You call it initially as fill_in(0, totalpips, 1). Then, you see how many pips are leftover, and add them to the first die. You only memoize when makevec is zero, and what that allows you to do is figure out what the best recursive call is to make, before you make that call with makevec equal to one, so that you get the answer. You memoize on the first two parameters -- 30 * (5000*30) = 4,500,000 -- this is pretty much just at the limit of what Topcoder can do. Use a two dimensional vector, and not a map.
Here are the calls and caches for examples 1, 2 and 0. I only print out cache entries that were set.
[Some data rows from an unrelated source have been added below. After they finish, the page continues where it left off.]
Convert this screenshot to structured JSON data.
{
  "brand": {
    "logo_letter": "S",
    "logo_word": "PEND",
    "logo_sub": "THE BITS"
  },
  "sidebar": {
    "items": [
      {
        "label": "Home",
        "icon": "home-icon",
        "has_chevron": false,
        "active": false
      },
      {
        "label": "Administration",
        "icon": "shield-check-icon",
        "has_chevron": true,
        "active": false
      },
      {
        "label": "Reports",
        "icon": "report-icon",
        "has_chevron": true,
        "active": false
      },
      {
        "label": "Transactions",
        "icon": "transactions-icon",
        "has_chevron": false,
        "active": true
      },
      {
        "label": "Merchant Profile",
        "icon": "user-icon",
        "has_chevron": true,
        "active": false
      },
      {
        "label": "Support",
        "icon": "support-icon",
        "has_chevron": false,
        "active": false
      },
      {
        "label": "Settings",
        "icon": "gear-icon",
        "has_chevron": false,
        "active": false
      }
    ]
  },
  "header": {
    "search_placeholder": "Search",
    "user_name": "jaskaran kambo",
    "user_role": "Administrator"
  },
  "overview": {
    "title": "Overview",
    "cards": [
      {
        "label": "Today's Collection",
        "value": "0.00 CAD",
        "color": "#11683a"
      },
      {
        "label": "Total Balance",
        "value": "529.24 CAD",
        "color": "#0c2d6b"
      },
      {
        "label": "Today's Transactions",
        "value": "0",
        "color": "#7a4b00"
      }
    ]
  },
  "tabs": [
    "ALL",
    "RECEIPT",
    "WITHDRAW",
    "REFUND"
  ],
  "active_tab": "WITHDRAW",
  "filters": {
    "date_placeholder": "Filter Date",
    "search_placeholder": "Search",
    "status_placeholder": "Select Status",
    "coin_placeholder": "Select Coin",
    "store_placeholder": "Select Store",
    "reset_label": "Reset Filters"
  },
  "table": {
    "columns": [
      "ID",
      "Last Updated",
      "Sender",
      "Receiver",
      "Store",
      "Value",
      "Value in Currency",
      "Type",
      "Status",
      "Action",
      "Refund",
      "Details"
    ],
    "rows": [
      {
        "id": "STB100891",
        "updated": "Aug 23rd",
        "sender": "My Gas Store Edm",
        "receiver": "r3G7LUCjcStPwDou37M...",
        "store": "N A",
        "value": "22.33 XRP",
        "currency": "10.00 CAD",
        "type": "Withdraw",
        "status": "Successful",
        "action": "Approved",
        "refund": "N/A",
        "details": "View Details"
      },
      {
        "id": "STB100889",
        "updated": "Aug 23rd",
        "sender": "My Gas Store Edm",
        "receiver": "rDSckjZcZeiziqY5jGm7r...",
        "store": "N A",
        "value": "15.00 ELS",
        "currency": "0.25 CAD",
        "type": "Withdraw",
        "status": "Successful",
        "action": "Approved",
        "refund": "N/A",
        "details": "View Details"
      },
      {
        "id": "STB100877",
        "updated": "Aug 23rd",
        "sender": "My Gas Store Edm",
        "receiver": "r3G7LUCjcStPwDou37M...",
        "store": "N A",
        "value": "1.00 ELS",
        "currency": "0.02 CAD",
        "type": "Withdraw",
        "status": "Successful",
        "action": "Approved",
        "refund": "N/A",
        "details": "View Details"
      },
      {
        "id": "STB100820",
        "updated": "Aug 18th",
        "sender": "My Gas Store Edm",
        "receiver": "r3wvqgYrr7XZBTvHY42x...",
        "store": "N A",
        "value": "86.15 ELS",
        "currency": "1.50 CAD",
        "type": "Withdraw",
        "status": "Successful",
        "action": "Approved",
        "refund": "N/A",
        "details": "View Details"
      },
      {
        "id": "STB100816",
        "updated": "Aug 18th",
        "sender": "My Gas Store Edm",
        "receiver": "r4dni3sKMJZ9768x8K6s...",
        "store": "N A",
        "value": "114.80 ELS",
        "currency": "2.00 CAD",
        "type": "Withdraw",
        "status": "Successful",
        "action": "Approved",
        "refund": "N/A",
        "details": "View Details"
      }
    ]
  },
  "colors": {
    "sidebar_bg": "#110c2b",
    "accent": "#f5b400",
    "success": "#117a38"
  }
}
UNIX> a.out 1 ZP: 3 1 LT: 4 3 Final rv: 6 Here's the Cache index: 0 pipsleft: 2 RV: 6 index: 1 pipsleft: 1 RV: 3 And here's the final answer: 1 1 0 0 UNIX> a.out 2 ZP: 14 2 LT: 4 3 Final rv: 12 Here's the Cache index: 1 pipsleft: 2 RV: 3 index: 4 pipsleft: 16 RV: 12 And here's the final answer: 10 2 2 2 UNIX> a.out 0 ZP: 7 6 5 4 3 2 LT: 6 5 4 3 2 1 Final rv: 18 Here's the Cache index: 0 pipsleft: 21 RV: 18 index: 1 pipsleft: 14 RV: 12 index: 1 pipsleft: 15 RV: 12 index: 1 pipsleft: 16 RV: 13 index: 1 pipsleft: 17 RV: 14 index: 2 pipsleft: 7 RV: 6 index: 2 pipsleft: 8 RV: 6 index: 2 pipsleft: 9 RV: 7 index: 2 pipsleft: 10 RV: 8 index: 2 pipsleft: 11 RV: 9 index: 2 pipsleft: 12 RV: 10 index: 2 pipsleft: 13 RV: 11 index: 3 pipsleft: 1 RV: 0 index: 3 pipsleft: 2 RV: 1 index: 3 pipsleft: 3 RV: 2 index: 3 pipsleft: 4 RV: 3 index: 3 pipsleft: 5 RV: 4 index: 3 pipsleft: 6 RV: 5 index: 3 pipsleft: 7 RV: 6 index: 3 pipsleft: 8 RV: 6 index: 3 pipsleft: 9 RV: 7 index: 4 pipsleft: 1 RV: 0 index: 4 pipsleft: 2 RV: 1 index: 4 pipsleft: 3 RV: 2 index: 4 pipsleft: 4 RV: 3 index: 4 pipsleft: 5 RV: 4 index: 5 pipsleft: 1 RV: 0 index: 5 pipsleft: 2 RV: 1 And here's the final answer: 7 7 7 0 0 0 UNIX>One final thing -- if you're looking at ZV[i] and pipsleft/(N-index) ≥ ZV[i], then you can return instantly -- you don't need recursion. That observation might be necessary to have your program work fast enough.